Despite the fact that the legal process eventually led to a punishment for Lynch (a very modest fine and the revoking of his license), the runner is still being pounded on not only for his actions, but for the length of time it took to resolve the case. I'm here to tell you that the latter needs to stop, mostly because it's ludicrously unfair to Lynch and his attorney, Michael Caffery.

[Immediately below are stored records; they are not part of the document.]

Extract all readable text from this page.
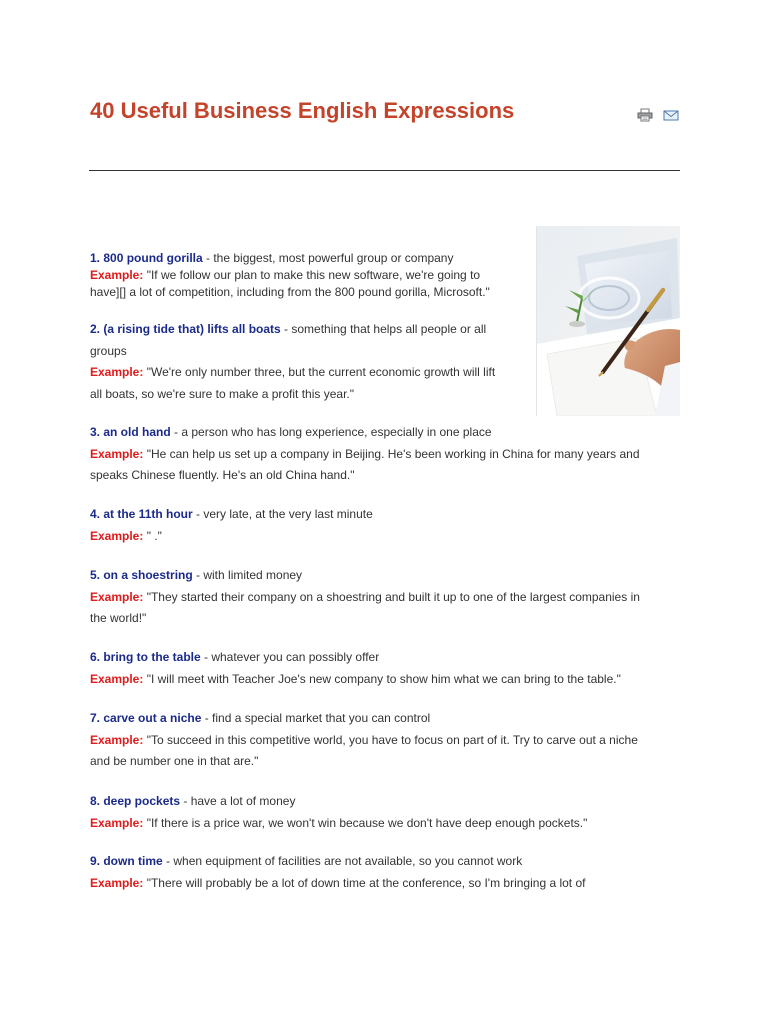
40 Useful Business English Expressions

1. 800 pound gorilla - the biggest, most powerful group or company
Example: "If we follow our plan to make this new software, we're going to
have][] a lot of competition, including from the 800 pound gorilla, Microsoft."

2. (a rising tide that) lifts all boats - something that helps all people or all
groups
Example: "We're only number three, but the current economic growth will lift
all boats, so we're sure to make a profit this year."

3. an old hand - a person who has long experience, especially in one place
Example: "He can help us set up a company in Beijing. He's been working in China for many years and
speaks Chinese fluently. He's an old China hand."

4. at the 11th hour - very late, at the very last minute
Example: " ."

5. on a shoestring - with limited money
Example: "They started their company on a shoestring and built it up to one of the largest companies in
the world!"

6. bring to the table - whatever you can possibly offer
Example: "I will meet with Teacher Joe's new company to show him what we can bring to the table."

7. carve out a niche - find a special market that you can control
Example: "To succeed in this competitive world, you have to focus on part of it. Try to carve out a niche
and be number one in that are."

8. deep pockets - have a lot of money
Example: "If there is a price war, we won't win because we don't have deep enough pockets."

9. down time - when equipment of facilities are not available, so you cannot work
Example: "There will probably be a lot of down time at the conference, so I'm bringing a lot of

Leading the offensive against Lynch's reputation is none other than Mike Florio of Pro Football Talk - a blog that has made its name promoting controversial issues. The website is famous for its "All-Turd Team", a roster consisting of the league's biggest legal offenders in any given season. I'm not here to debate whether or not Lynch should have been on that roster, because I'm of the mind that he clearly qualifies; what bugs me is Florio's opinion on the situation:
Marshawn Lynch, RB, Bills: His hit-and-run incident followed by several weeks of refusing to own up to it could win him an automatic berth in the All-Turd Hall of Fame.
There are two things that are incredibly, unbelievably wrong with Florio's assessment that could lead to a misinterpretation of the Lynch situation. First and foremost, Lynch's "refusal to own up to it" was a legal decision protected by the Fifth Amendement of the Constitution - the right against self-incrimination. More importantly, Florio seems to be translating "refusal to own up to it" as "denial" - something Lynch clearly never did. He kept his mouth shut - again, completely legal, and never attempting to deny the accusations - and let the legal process play out. Lynch shouldn't take flack for keeping his mouth shut, because he had every right to do so. Once the investigations closed and the deal was in place, Lynch immediately released his statement admitting guilt. That's the best possible situation that could have occurred once the issue began to drag out.
Secondly - let's not mistake Lynch's legal issues as something that is damaging to the league's reputation. There was never any evidence presented that Lynch was intoxicated, and it's a bit cynical to assume that - especially since Lynch was spotted drinking water at bars that evening. Outside of Buffalo and PFT, Lynch's story has been virtually a non-factor. Meanwhile, Bears RB Cedric Benson is busted twice on alcohol-related charges, released by his team, and also lives with the fact that he's a Top-5 bust. That's All-Turd Hall of Fame. But Lynch gets ragged on because of an unfair public perception pushed forward by people like Mike Florio.
It's time to let go. Lynch received a very minor punishment, has issued a public apology, and it's assumed he'll receive more light punishment from the team and perhaps the league (that's still to be decided). Please don't misunderstand me, either - I'm not defending Lynch's actions. He made a horrible error, and deserves the punishment he's gotten. But it was an accident. He deserves the negative press for that accident. Everything after was done by the letter of the law. The kid's made his mistake; it's time to forgive him, move on, and hope he keeps his nose clean from this point forward.